Questions to Consider
1. Briefly review the “middle parts” (ex: merciful, poor in spirit) of the Beatitudes, the “salt and light” passage, and the “heart of the law” passage in Matthew 5:1-12, 13-16, 14-20. Now read 21-26 in light of those passages.
Summarize, in your own words, the main idea of 21-26.
Divide this passage into two sections, 21-22 and 23-26. Who is experiencing anger in the first section? The second? Who is responsible for doing something regarding the anger in both sections? Can you control or change the behavior of the person you’re angry at or the person who’s angry at you? How does this passage take the focus off what the other person has done (and whether she is right or wrong), and put the focus on you and your responsibility to act in a godly way regardless of the circumstances?
In the Beatitudes, Jesus lists the traits that define Christian character. In much of the rest of the Sermon on the Mount He fleshes out what many of these character traits look like when walked out in “real life”. Which of the traits (the “middle parts” – there could be several) listed in the Beatitudes is Jesus expanding on in each of these sections (21-22, 23-26)? How?
How does ungodly anger, or a brother having something against you dim your light, and bland your saltiness? (13-16) How can crucifying your sinful anger or reconciling with an offended brother make you saltier and brighter?
2. Review from our previous lessons (links above) the idea that the Sermon on the Mount is to the New Testament / new covenant what the Ten Commandments were to the Old Testament / old covenant.
How does Jesus refer back to the Ten Commandments in verse 21? How do Jesus’ phrases “You have heard it said…but I say to you…” verbally transition the people from their focus on outward obedience to the letter of the law to zeroing in on the attitude of their hearts and the spirit of the law? Explain how refraining from sinful anger and reconciling with an offended brother is the heart of the law (17-20) behind the 6th Commandment. Connect these passages with 21-26. Where should our outward, behavioral obedience to Christ spring from?
3. Examine again the “You have heard it said…but I say to you…” proclamation. Who had the people heard it (the law) said by? Who taught them the law? How does Jesus saying, “But I say to you…” establish Jesus’ supremacy over the Pharisees, scribes, priests, etc. Imagine you’re one of these Jewish leaders and you’re hearing Jesus say this. What might your initial reaction be? How does this passage on anger inform how you should respond to Jesus’ proclamation?
Recalling our Sermon on the Mount / Ten Commandments motif, how might Jesus’ “You have heard it said…but I say to you…” proclamation have evoked images of Moses as lawgiver, and signaled to the Jewish leaders and people that the better Moses was here?
Who created and gave the Ten Commandments? How did Jesus’ proclamation and the judgments He declares in verse 22 demonstrate to the Jews His authority as God and His equality with God?
4. Using your cross-references, what kind of court / prison situation is 25-26 referring to? Can you see how this type of situation fits with the situation in 23-24? Does verse 23 say you’ve actually sinned against your brother, or that you’re actually guilty of the the civil action or accusation of debt being brought against you in 25? Could these be situations in which there has been a misunderstanding, a miscommunication, or a false accusation on the part of the offended party?

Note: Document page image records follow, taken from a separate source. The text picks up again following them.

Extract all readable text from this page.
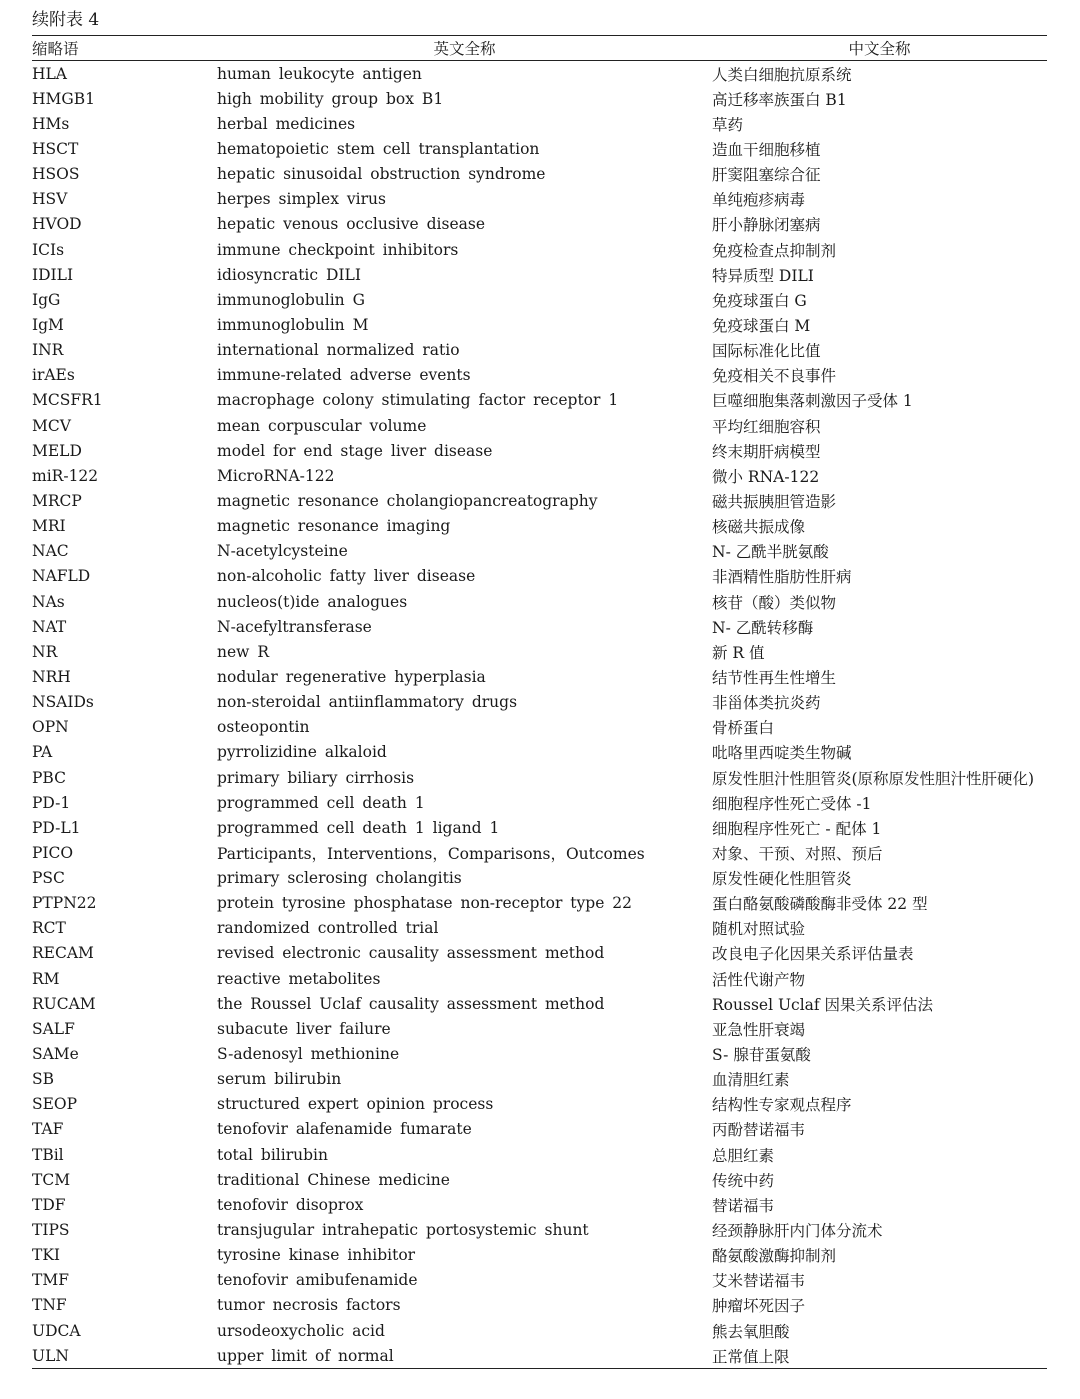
续附表 4
缩略语	英文全称	中文全称
HLA	human leukocyte antigen	人类白细胞抗原系统
HMGB1	high mobility group box B1	高迁移率族蛋白 B1
HMs	herbal medicines	草药
HSCT	hematopoietic stem cell transplantation	造血干细胞移植
HSOS	hepatic sinusoidal obstruction syndrome	肝窦阻塞综合征
HSV	herpes simplex virus	单纯疱疹病毒
HVOD	hepatic venous occlusive disease	肝小静脉闭塞病
ICIs	immune checkpoint inhibitors	免疫检查点抑制剂
IDILI	idiosyncratic DILI	特异质型 DILI
IgG	immunoglobulin G	免疫球蛋白 G
IgM	immunoglobulin M	免疫球蛋白 M
INR	international normalized ratio	国际标准化比值
irAEs	immune-related adverse events	免疫相关不良事件
MCSFR1	macrophage colony stimulating factor receptor 1	巨噬细胞集落刺激因子受体 1
MCV	mean corpuscular volume	平均红细胞容积
MELD	model for end stage liver disease	终末期肝病模型
miR-122	MicroRNA-122	微小 RNA-122
MRCP	magnetic resonance cholangiopancreatography	磁共振胰胆管造影
MRI	magnetic resonance imaging	核磁共振成像
NAC	N-acetylcysteine	N- 乙酰半胱氨酸
NAFLD	non-alcoholic fatty liver disease	非酒精性脂肪性肝病
NAs	nucleos(t)ide analogues	核苷（酸）类似物
NAT	N-acefyltransferase	N- 乙酰转移酶
NR	new R	新 R 值
NRH	nodular regenerative hyperplasia	结节性再生性增生
NSAIDs	non-steroidal antiinflammatory drugs	非甾体类抗炎药
OPN	osteopontin	骨桥蛋白
PA	pyrrolizidine alkaloid	吡咯里西啶类生物碱
PBC	primary biliary cirrhosis	原发性胆汁性胆管炎(原称原发性胆汁性肝硬化)
PD-1	programmed cell death 1	细胞程序性死亡受体 -1
PD-L1	programmed cell death 1 ligand 1	细胞程序性死亡 - 配体 1
PICO	Participants，Interventions，Comparisons，Outcomes	对象、干预、对照、预后
PSC	primary sclerosing cholangitis	原发性硬化性胆管炎
PTPN22	protein tyrosine phosphatase non-receptor type 22	蛋白酪氨酸磷酸酶非受体 22 型
RCT	randomized controlled trial	随机对照试验
RECAM	revised electronic causality assessment method	改良电子化因果关系评估量表
RM	reactive metabolites	活性代谢产物
RUCAM	the Roussel Uclaf causality assessment method	Roussel Uclaf 因果关系评估法
SALF	subacute liver failure	亚急性肝衰竭
SAMe	S-adenosyl methionine	S- 腺苷蛋氨酸
SB	serum bilirubin	血清胆红素
SEOP	structured expert opinion process	结构性专家观点程序
TAF	tenofovir alafenamide fumarate	丙酚替诺福韦
TBil	total bilirubin	总胆红素
TCM	traditional Chinese medicine	传统中药
TDF	tenofovir disoprox	替诺福韦
TIPS	transjugular intrahepatic portosystemic shunt	经颈静脉肝内门体分流术
TKI	tyrosine kinase inhibitor	酪氨酸激酶抑制剂
TMF	tenofovir amibufenamide	艾米替诺福韦
TNF	tumor necrosis factors	肿瘤坏死因子
UDCA	ursodeoxycholic acid	熊去氧胆酸
ULN	upper limit of normal	正常值上限
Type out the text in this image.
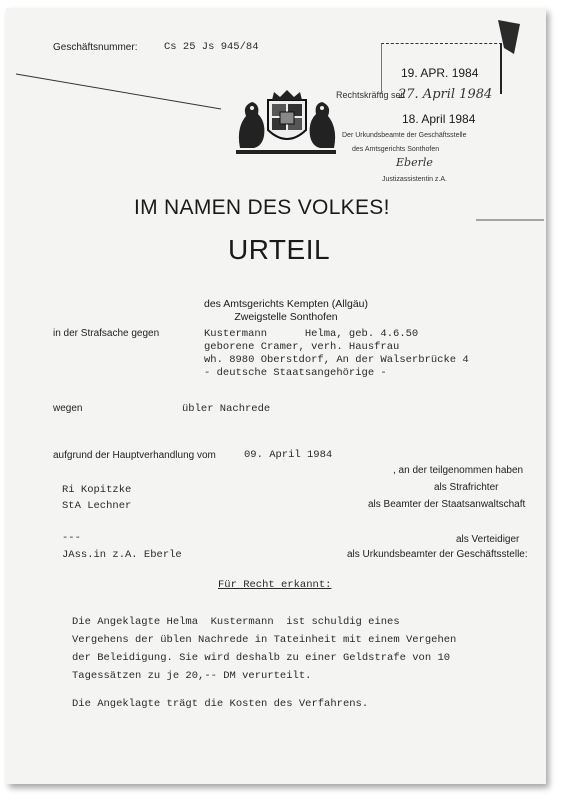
Geschäftsnummer:	Cs 25 Js 945/84
19. APR. 1984
Rechtskräftig seit
27. April 1984
18. April 1984
Der Urkundsbeamte der Geschäftsstelle
des Amtsgerichts Sonthofen
Eberle
Justizassistentin z.A.
IM NAMEN DES VOLKES!
URTEIL
des Amtsgerichts Kempten (Allgäu)
Zweigstelle Sonthofen
in der Strafsache gegen	Kustermann      Helma, geb. 4.6.50
geborene Cramer, verh. Hausfrau
wh. 8980 Oberstdorf, An der Walserbrücke 4
- deutsche Staatsangehörige -
wegen	übler Nachrede
aufgrund der Hauptverhandlung vom	09. April 1984
, an der teilgenommen haben
Ri Kopitzke	als Strafrichter
StA Lechner	als Beamter der Staatsanwaltschaft
---	als Verteidiger
JAss.in z.A. Eberle	als Urkundsbeamter der Geschäftsstelle:
Für Recht erkannt:
Die Angeklagte Helma  Kustermann  ist schuldig eines
Vergehens der üblen Nachrede in Tateinheit mit einem Vergehen
der Beleidigung. Sie wird deshalb zu einer Geldstrafe von 10
Tagessätzen zu je 20,-- DM verurteilt.
Die Angeklagte trägt die Kosten des Verfahrens.
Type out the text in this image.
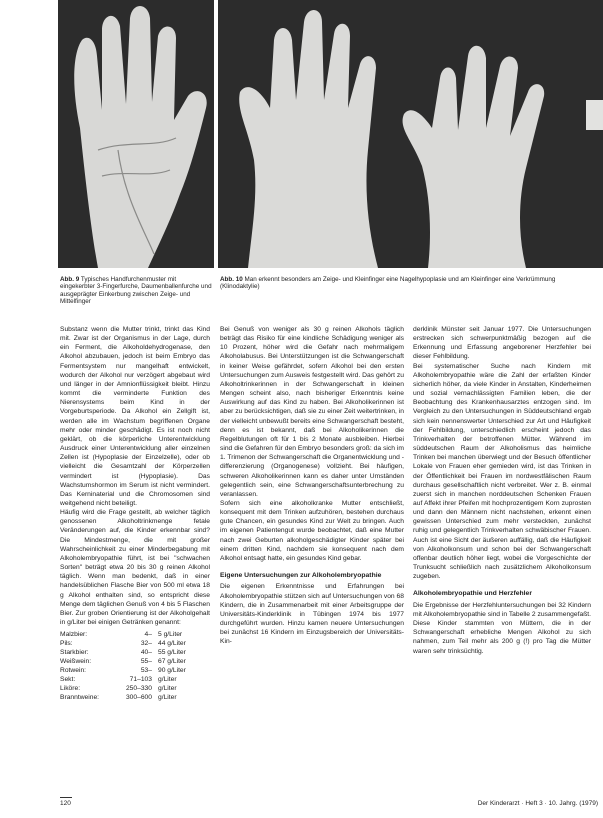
Abb. 9 Typisches Handfurchenmuster mit eingekerbter 3-Fingerfurche, Daumenballenfurche und ausgeprägter Einkerbung zwischen Zeige- und Mittelfinger
Abb. 10 Man erkennt besonders am Zeige- und Kleinfinger eine Nagelhypoplasie und am Kleinfinger eine Verkrümmung (Klinodaktylie)

Substanz wenn die Mutter trinkt, trinkt das Kind mit. Zwar ist der Organismus in der Lage, durch ein Ferment, die Alkoholdehydrogenase, den Alkohol abzubauen, jedoch ist beim Embryo das Fermentsystem nur mangelhaft entwickelt, wodurch der Alkohol nur verzögert abgebaut wird und länger in der Amnionflüssigkeit bleibt. Hinzu kommt die verminderte Funktion des Nierensystems beim Kind in der Vorgeburtsperiode. Da Alkohol ein Zellgift ist, werden alle im Wachstum begriffenen Organe mehr oder minder geschädigt. Es ist noch nicht geklärt, ob die körperliche Unterentwicklung Ausdruck einer Unterentwicklung aller einzelnen Zellen ist (Hypoplasie der Einzelzelle), oder ob vielleicht die Gesamtzahl der Körperzellen vermindert ist (Hypoplasie). Das Wachstumshormon im Serum ist nicht vermindert. Das Kerninaterial und die Chromosomen sind weitgehend nicht beteiligt.

Häufig wird die Frage gestellt, ab welcher täglich genossenen Alkoholtrinkmenge fetale Veränderungen auf, die Kinder erkennbar sind? Die Mindestmenge, die mit großer Wahrscheinlichkeit zu einer Minderbegabung mit Alkoholembryopathie führt, ist bei "schwachen Sorten" beträgt etwa 20 bis 30 g reinen Alkohol täglich. Wenn man bedenkt, daß in einer handelsüblichen Flasche Bier von 500 ml etwa 18 g Alkohol enthalten sind, so entspricht diese Menge dem täglichen Genuß von 4 bis 5 Flaschen Bier. Zur groben Orientierung ist der Alkoholgehalt in g/Liter bei einigen Getränken genannt:

Malzbier:	4–	5 g/Liter
Pils:	32–	44 g/Liter
Starkbier:	40–	55 g/Liter
Weißwein:	55–	67 g/Liter
Rotwein:	53–	90 g/Liter
Sekt:	71–103	g/Liter
Liköre:	250–330	g/Liter
Branntweine:	300–600	g/Liter

Bei Genuß von weniger als 30 g reinen Alkohols täglich beträgt das Risiko für eine kindliche Schädigung weniger als 10 Prozent, höher wird die Gefahr nach mehrmaligem Alkoholabusus. Bei Unterstützungen ist die Schwangerschaft in keiner Weise gefährdet, sofern Alkohol bei den ersten Untersuchungen zum Ausweis festgestellt wird. Das gehört zu Alkoholtrinkerinnen in der Schwangerschaft in kleinen Mengen scheint also, nach bisheriger Erkenntnis keine Auswirkung auf das Kind zu haben. Bei Alkoholikerinnen ist aber zu berücksichtigen, daß sie zu einer Zeit weitertrinken, in der vielleicht unbewußt bereits eine Schwangerschaft besteht, denn es ist bekannt, daß bei Alkoholikerinnen die Regelblutungen oft für 1 bis 2 Monate ausbleiben. Hierbei sind die Gefahren für den Embryo besonders groß: da sich im 1. Trimenon der Schwangerschaft die Organentwicklung und -differenzierung (Organogenese) vollzieht. Bei häufigen, schweren Alkoholikerinnen kann es daher unter Umständen gelegentlich sein, eine Schwangerschaftsunterbrechung zu veranlassen.

Sofern sich eine alkoholkranke Mutter entschließt, konsequent mit dem Trinken aufzuhören, bestehen durchaus gute Chancen, ein gesundes Kind zur Welt zu bringen. Auch im eigenen Patientengut wurde beobachtet, daß eine Mutter nach zwei Geburten alkoholgeschädigter Kinder später bei einem dritten Kind, nachdem sie konsequent nach dem Alkohol entsagt hatte, ein gesundes Kind gebar.

Eigene Untersuchungen zur Alkoholembryopathie

Die eigenen Erkenntnisse und Erfahrungen bei Alkoholembryopathie stützen sich auf Untersuchungen von 68 Kindern, die in Zusammenarbeit mit einer Arbeitsgruppe der Universitäts-Kinderklinik in Tübingen 1974 bis 1977 durchgeführt wurden. Hinzu kamen neuere Untersuchungen bei zunächst 16 Kindern im Einzugsbereich der Universitäts-Kin-

derklinik Münster seit Januar 1977. Die Untersuchungen erstrecken sich schwerpunktmäßig bezogen auf die Erkennung und Erfassung angeborener Herzfehler bei dieser Fehlbildung.

Bei systematischer Suche nach Kindern mit Alkoholembryopathie wäre die Zahl der erfaßten Kinder sicherlich höher, da viele Kinder in Anstalten, Kinderheimen und sozial vernachlässigten Familien leben, die der Beobachtung des Krankenhausarztes entzogen sind. Im Vergleich zu den Untersuchungen in Süddeutschland ergab sich kein nennenswerter Unterschied zur Art und Häufigkeit der Fehlbildung, unterschiedlich erscheint jedoch das Trinkverhalten der betroffenen Mütter. Während im süddeutschen Raum der Alkoholismus das heimliche Trinken bei manchen überwiegt und der Besuch öffentlicher Lokale von Frauen eher gemieden wird, ist das Trinken in der Öffentlichkeit bei Frauen im nordwestfälischen Raum durchaus gesellschaftlich nicht verbreitet. Wer z. B. einmal zuerst sich in manchen norddeutschen Schenken Frauen auf Affekt ihrer Pfeifen mit hochprozentigem Korn zuprosten und dann den Männern nicht nachstehen, erkennt einen gewissen Unterschied zum mehr versteckten, zunächst ruhig und gelegentlich Trinkverhalten schwäbischer Frauen. Auch ist eine Sicht der äußeren auffällig, daß die Häufigkeit von Alkoholkonsum und schon bei der Schwangerschaft offenbar deutlich höher liegt, wobei die Vorgeschichte der Trunksucht schließlich nach zusätzlichem Alkoholkonsum zugeben.

Alkoholembryopathie und Herzfehler

Die Ergebnisse der Herzfehluntersuchungen bei 32 Kindern mit Alkoholembryopathie sind in Tabelle 2 zusammengefaßt. Diese Kinder stammten von Müttern, die in der Schwangerschaft erhebliche Mengen Alkohol zu sich nahmen, zum Teil mehr als 200 g (!) pro Tag die Mütter waren sehr trinksüchtig.

120	Der Kinderarzt · Heft 3 · 10. Jahrg. (1979)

Why is it still your responsibility to take the initiative to make things right with the offended party?
What does making things right with others have to do with our worship (23)? Why does God basically say, “Go to your brother before you come to Me.”?
- What is the difference between righteous anger (which is not sinful) and sinful anger? How can you tell the difference between the two? Is it possible to express righteous anger in an unrighteous / sinful way? Give an example. This week, pray that each time you get angry God will help you distinguish whether you are experiencing righteous or sinful anger and whether you are expressing that anger righteously or sinfully. If you are sinfully angry, repent.
- Is there anyone in your life who has something against you (23-26)? Even if your conscience is clear that you haven’t actually sinned against her, be a peacemaker, take the initiative, and do everything you can to reconcile with her this week.